You are not required to choose the Normal form of pension or the Mandatory form of pension. As long as regulatory requirements are satisfied, you may choose from a variety of optional forms of pension. Monthly payments under any of the pension payment options may be guaranteed from 5 to 15 years.




Shortened Life Expectancy

Effective from July 1, 2011 a Plan member with a terminal illness or disability resulting in a shortened life expectancy as stipulated in the MB Pension Benefits Act (Act), and subject to satisfying all the relevant provisions of the Act, shall have the right to elect to cease accruing pension benefits under the Plan and receive his/her accrued pension entitlement by way of a lump sum payment.

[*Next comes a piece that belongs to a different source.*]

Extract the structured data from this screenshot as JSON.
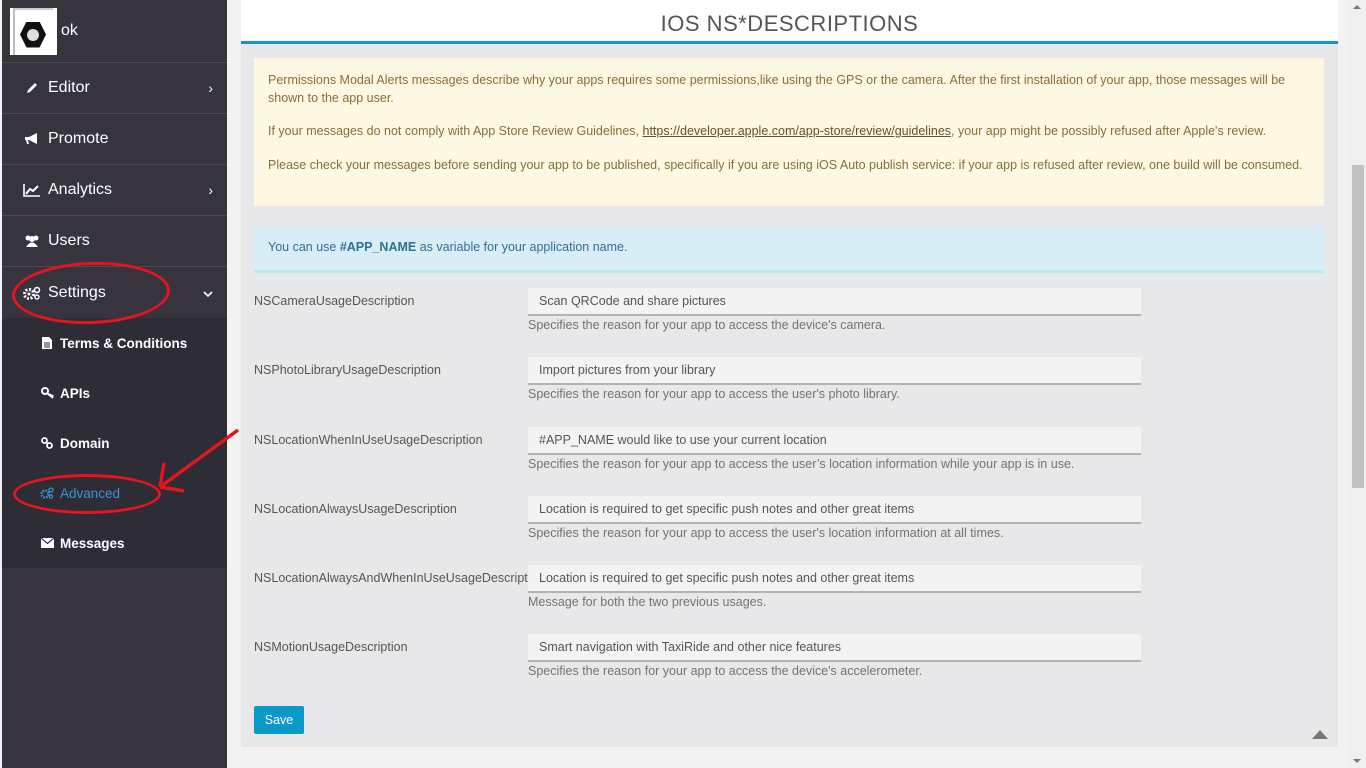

A Plan member who has elected to receive his/her accrued pension entitlement from the Plan under the Shortened Life Expectancy provision, will cease to be an Active member of the Plan and will make no further contributions into the Plan.




Termination Benefits

The Plan has immediate Vesting provisions, therefore, if your employment with the University terminates before you reach retirement age, you will be entitled to a Deferred Pension. The Deferred Pension will be calculated based on your Basic Salary and years of Credited Service up to your date of termination, payable from your Normal Pension Commencement Date

You may, if you wish, commence the payment of your Deferred Pension any time within the ten year period preceding your Normal Pension Commencement Date. If you have less than 20 years of Service at date of termination of employment, your early pension will be the actuarial equivalent of the Deferred Pension that is payable to you from your Normal Pension Commencement Date.

If you have at least 20 years of Service at termination, your pension will not be reduced if it commences after you attain age 61 and your age and service total at least 85. If you wish to commence your pension prior to this date, the amount payable would be the actuarial equivalent of the Deferred Pension that is payable to you from the date it would first be paid on an unreduced basis.

If the Locked-In portion of your termination benefit results in a Deferred Pension of less than 4% of the Year's Maximum Pensionable Earnings (YMPE), or if the Commuted Value of the Deferred Pension is less than 4% of the YMPE (20% of the YMPE after May 31, 2010), the Lock-In restriction is waived. In that case you must receive the Commuted Value of your Deferred Pension either as a taxable cash refund or as a transfer into your Registered Retirement Savings Plan.

If your contributions with interest made from January 1, 1985 amount to more than 50% of the Commuted Value of the Deferred Pension with respect to that period of Service, you may either receive a cash refund of the excess or apply it to increase the Deferred Pension.